Le personnage de clown s’est ensuite installé au programme des cirques, entre les « vrais » numéros, dont les clowns proposaient souvent des répliques parodiques et maladroites.
1. Jouer avec l’échec : subvertir la notion de performance
On le voit, le personnage de clown est apparu comme un « jeu » entre les rouages principaux de la mécanique du spectacle de cirque. Et s’il parodiait les numéros des autres artistes, le rire restait toujours dirigé vers lui, qui en constituait la réplique ridicule. Le personnage de clown ne fait pas rire aux dépens des autres. Il fait rire de lui et avec lui. En effet, le rire généré par un·e clown est un rire de tendresse. La figure de clown nous rappelle que la perfection n’est pas la norme, et que c’est très bien comme ça.
En ce sens, les héritier·e·s modernes des clowns peuvent être reconnus chez les comiques qui reprennent sur Tik Tok ou Instagram les vidéos ou photos « stylées » qui inondent ces réseaux, mais de façon beaucoup plus maladroite et « humaine » :

Si le personnage de clown apparaît comme maladroit, l’artiste clown en revanche doit faire preuve d’une agilité et d’un savoir faire technique très poussé.
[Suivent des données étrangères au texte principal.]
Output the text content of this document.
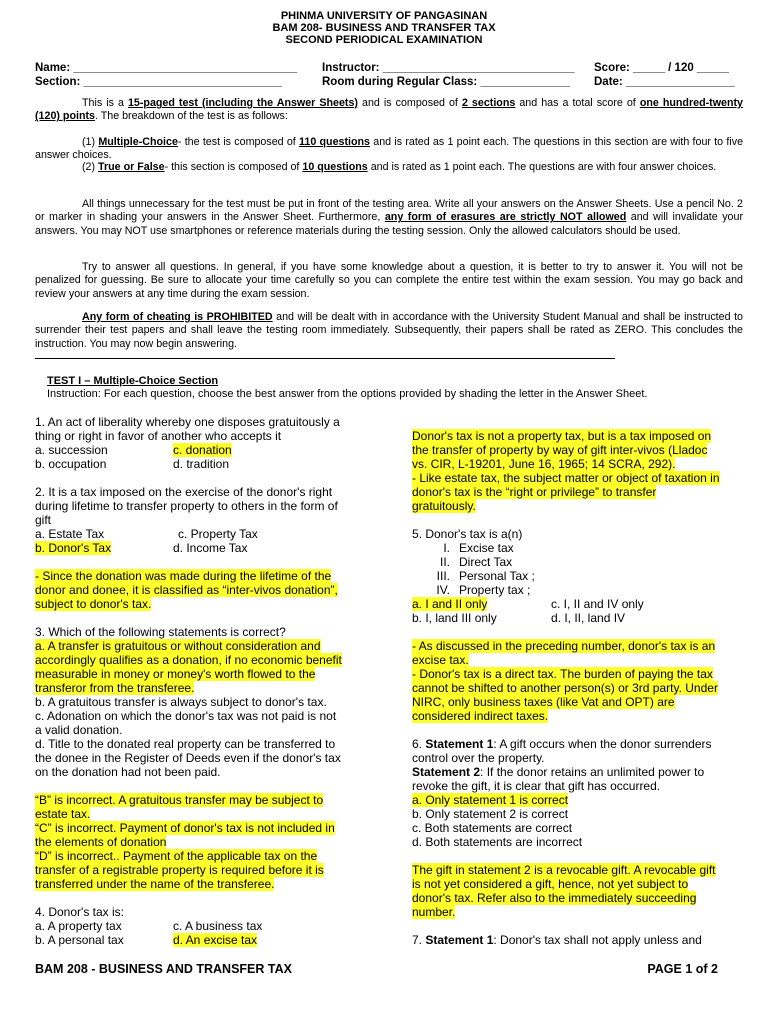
PHINMA UNIVERSITY OF PANGASINAN
BAM 208- BUSINESS AND TRANSFER TAX
SECOND PERIODICAL EXAMINATION
Name: ___________________________________
Section: _______________________________
Instructor: ______________________________
Room during Regular Class: ______________
Score: _____ / 120 _____
Date: _________________
This is a 15-paged test (including the Answer Sheets) and is composed of 2 sections and has a total score of one hundred-twenty (120) points. The breakdown of the test is as follows:
(1) Multiple-Choice- the test is composed of 110 questions and is rated as 1 point each. The questions in this section are with four to five answer choices.
(2) True or False- this section is composed of 10 questions and is rated as 1 point each. The questions are with four answer choices.
All things unnecessary for the test must be put in front of the testing area. Write all your answers on the Answer Sheets. Use a pencil No. 2 or marker in shading your answers in the Answer Sheet. Furthermore, any form of erasures are strictly NOT allowed and will invalidate your answers. You may NOT use smartphones or reference materials during the testing session. Only the allowed calculators should be used.
Try to answer all questions. In general, if you have some knowledge about a question, it is better to try to answer it. You will not be penalized for guessing. Be sure to allocate your time carefully so you can complete the entire test within the exam session. You may go back and review your answers at any time during the exam session.
Any form of cheating is PROHIBITED and will be dealt with in accordance with the University Student Manual and shall be instructed to surrender their test papers and shall leave the testing room immediately. Subsequently, their papers shall be rated as ZERO. This concludes the instruction. You may now begin answering.
TEST I – Multiple-Choice Section
Instruction: For each question, choose the best answer from the options provided by shading the letter in the Answer Sheet.
1. An act of liberality whereby one disposes gratuitously a
thing or right in favor of another who accepts it
a. succession	c. donation
b. occupation	d. tradition
2. It is a tax imposed on the exercise of the donor's right
during lifetime to transfer property to others in the form of
gift
a. Estate Tax	c. Property Tax
b. Donor's Tax	d. Income Tax
- Since the donation was made during the lifetime of the
donor and donee, it is classified as “inter-vivos donation”,
subject to donor's tax.
3. Which of the following statements is correct?
a. A transfer is gratuitous or without consideration and
accordingly qualifies as a donation, if no economic benefit
measurable in money or money's worth flowed to the
transferor from the transferee.
b. A gratuitous transfer is always subject to donor's tax.
c. Adonation on which the donor's tax was not paid is not
a valid donation.
d. Title to the donated real property can be transferred to
the donee in the Register of Deeds even if the donor's tax
on the donation had not been paid.
“B” is incorrect. A gratuitous transfer may be subject to
estate tax.
“C” is incorrect. Payment of donor's tax is not included in
the elements of donation
“D” is incorrect.. Payment of the applicable tax on the
transfer of a registrable property is required before it is
transferred under the name of the transferee.
4. Donor's tax is:
a. A property tax	c. A business tax
b. A personal tax	d. An excise tax
Donor's tax is not a property tax, but is a tax imposed on
the transfer of property by way of gift inter-vivos (Lladoc
vs. CIR, L-19201, June 16, 1965; 14 SCRA, 292).
- Like estate tax, the subject matter or object of taxation in
donor's tax is the “right or privilege” to transfer
gratuitously.
5. Donor's tax is a(n)
I. Excise tax
II. Direct Tax
III. Personal Tax ;
IV. Property tax ;
a. I and II only	c. I, II and IV only
b. I, land III only	d. I, II, land IV
- As discussed in the preceding number, donor's tax is an
excise tax.
- Donor's tax is a direct tax. The burden of paying the tax
cannot be shifted to another person(s) or 3rd party. Under
NIRC, only business taxes (like Vat and OPT) are
considered indirect taxes.
6. Statement 1: A gift occurs when the donor surrenders
control over the property.
Statement 2: If the donor retains an unlimited power to
revoke the gift, it is clear that gift has occurred.
a. Only statement 1 is correct
b. Only statement 2 is correct
c. Both statements are correct
d. Both statements are incorrect
The gift in statement 2 is a revocable gift. A revocable gift
is not yet considered a gift, hence, not yet subject to
donor's tax. Refer also to the immediately succeeding
number.
7. Statement 1: Donor's tax shall not apply unless and
BAM 208 - BUSINESS AND TRANSFER TAX	PAGE 1 of 2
L’art du clown demande d’être un·e sporti·f·ve accompli·e, en pleine possession de son propre corps et de ses capacités.
« Le clown est un acteur qui possède parfaitement ses moyens tout en faisant semblant de ne rien maîtriser »
Peter Bu
Cela peut se voir dans les spectacles de clowns, qui inversent souvent la notion d’exploit et de performance, dans une logique carnavalesque :
« Les clowns ratent ce que nous réussissons aisément et réussissent ce que nous ratons d’ordinaire. »
Philippe Goudard
L’artiste clown Avner Eisenberg fait d’ailleurs figurer parmi ses quatorze « principes excentriques » le conseil suivant :
« Trouver des façons simples d’accomplir des tâches compliquées, et des façons compliquées d’accomplir des tâches simples »
Avner Eisenberg
Ainsi il n’est pas rare de voir un·e clown galérer pendant de longues minutes pour parvenir à s’assoir sur une chaise (et se faire triomphalement applaudir quand il·elle y parvient au prix de lourds efforts), et par ailleurs faire un saut périlleux arrière lorsqu’il·elle éternue quelque temps plus tard (une acrobatie qu’il·elle ne relèvera pas le moins du monde car elle constituera pour elle·lui un réflexe tout à fait banal).
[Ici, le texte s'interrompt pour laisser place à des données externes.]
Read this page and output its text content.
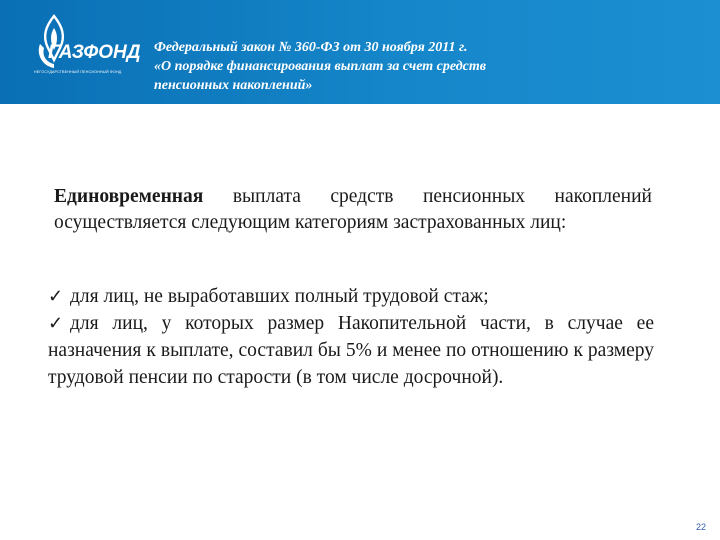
ГАЗФОНД
НЕГОСУДАРСТВЕННЫЙ ПЕНСИОННЫЙ ФОНД
Федеральный закон № 360-ФЗ от 30 ноября 2011 г.
«О порядке финансирования выплат за счет средств
пенсионных накоплений»
Единовременная выплата средств пенсионных накоплений осуществляется следующим категориям застрахованных лиц:

✓ для лиц, не выработавших полный трудовой стаж;

✓ для лиц, у которых размер Накопительной части, в случае ее назначения к выплате, составил бы 5% и менее по отношению к размеру трудовой пенсии по старости (в том числе досрочной).

22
L’art des clowns nous aide à relativiser la notion de performance, d’exploit et de talent : tout est relatif, et chaque acte du quotidien peut constituer une aventure épique, aussi bien que la plus incroyable des acrobaties !
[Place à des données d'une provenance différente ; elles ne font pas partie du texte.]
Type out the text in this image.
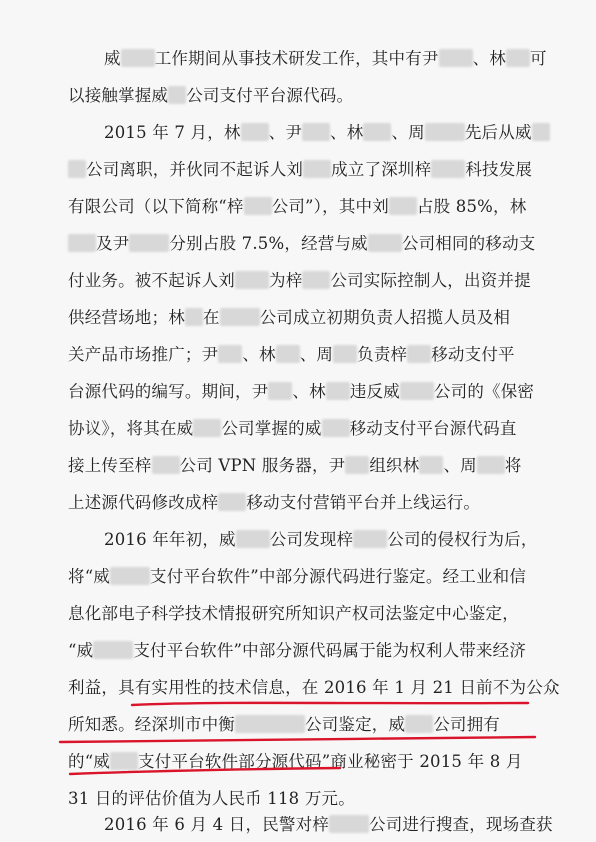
威 工作期间从事技术研发工作，其中有尹 、林 可
以接触掌握威 公司支付平台源代码。
2015 年 7 月，林 、尹 、林 、周 先后从威
公司离职，并伙同不起诉人刘 成立了深圳梓 科技发展
有限公司（以下简称“梓 公司”），其中刘 占股 85%，林
及尹 分别占股 7.5%，经营与威 公司相同的移动支
付业务。被不起诉人刘 为梓 公司实际控制人，出资并提
供经营场地；林 在 公司成立初期负责人招揽人员及相
关产品市场推广；尹 、林 、周 负责梓 移动支付平
台源代码的编写。期间，尹 、林 违反威 公司的《保密
协议》，将其在威 公司掌握的威 移动支付平台源代码直
接上传至梓 公司 VPN 服务器，尹 组织林 、周 将
上述源代码修改成梓 移动支付营销平台并上线运行。
2016 年年初，威 公司发现梓 公司的侵权行为后，
将“威 支付平台软件”中部分源代码进行鉴定。经工业和信
息化部电子科学技术情报研究所知识产权司法鉴定中心鉴定，
“威 支付平台软件”中部分源代码属于能为权利人带来经济
利益，具有实用性的技术信息，在 2016 年 1 月 21 日前不为公众
所知悉。经深圳市中衡	公司鉴定，威 公司拥有
的“威 支付平台软件部分源代码”商业秘密于 2015 年 8 月
31 日的评估价值为人民币 118 万元。
2016 年 6 月 4 日，民警对梓 公司进行搜查，现场查获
2. Jouer avec soi et les autres : exacerber son intériorité
Un·e clown est un être hypersensible, qui partage avec le public et ses comparses toutes les émotions qui le·la traversent, la plupart du temps sans même prononcer un mot.
Le jeu clownesque mobilise quasiment toutes les capacités cognitives de l’artiste : la mémoire, les actions physiques, les perceptions, l’expression. C’est à travers elles que se construisent les interactions avec les spectat·eur·rice·s, les partenaires, les objets, l’espace.
Un·e clown réagit à ce qui le·la traverse, et c’est cette réaction qui sera motrice du jeu. Chaque étape d’un numéro de clown est propice à lancer un parcours épique fait d’actions et de réactions : entrée en scène, accueil de ce qui vient, partage de la posture avec le public, exagération des attitudes, gags, développement d’une intrigue, sortie de scène.
Comment le.la clown développe ce jeu, trouve le bon rythme et captive le public ?
- Par les mécanismes de jeu qui sont par ailleurs largement enseignées en improvisation théâtrale :
1. être en posture d’écoute active de tout ce qui survient ou existe sur le plateau
2. prendre conscience de tout ce qui est remarqué ou fait par le·la clown
3. construire des ressorts de jeu, ou « game » dans la langue de Margot Robbie, par les voies suivantes : exagération, répétition, inversion - Par l’absolue sincérité du personnage, qui regarde très régulièrement le public, lui partage ses états d’âme, en fait son principal partenaire. Par ce biais, l’empathie avec les spectat·eur·rice·s est complète et le rythme de jeu sera pertinent car en résonnance avec ce que vit le public.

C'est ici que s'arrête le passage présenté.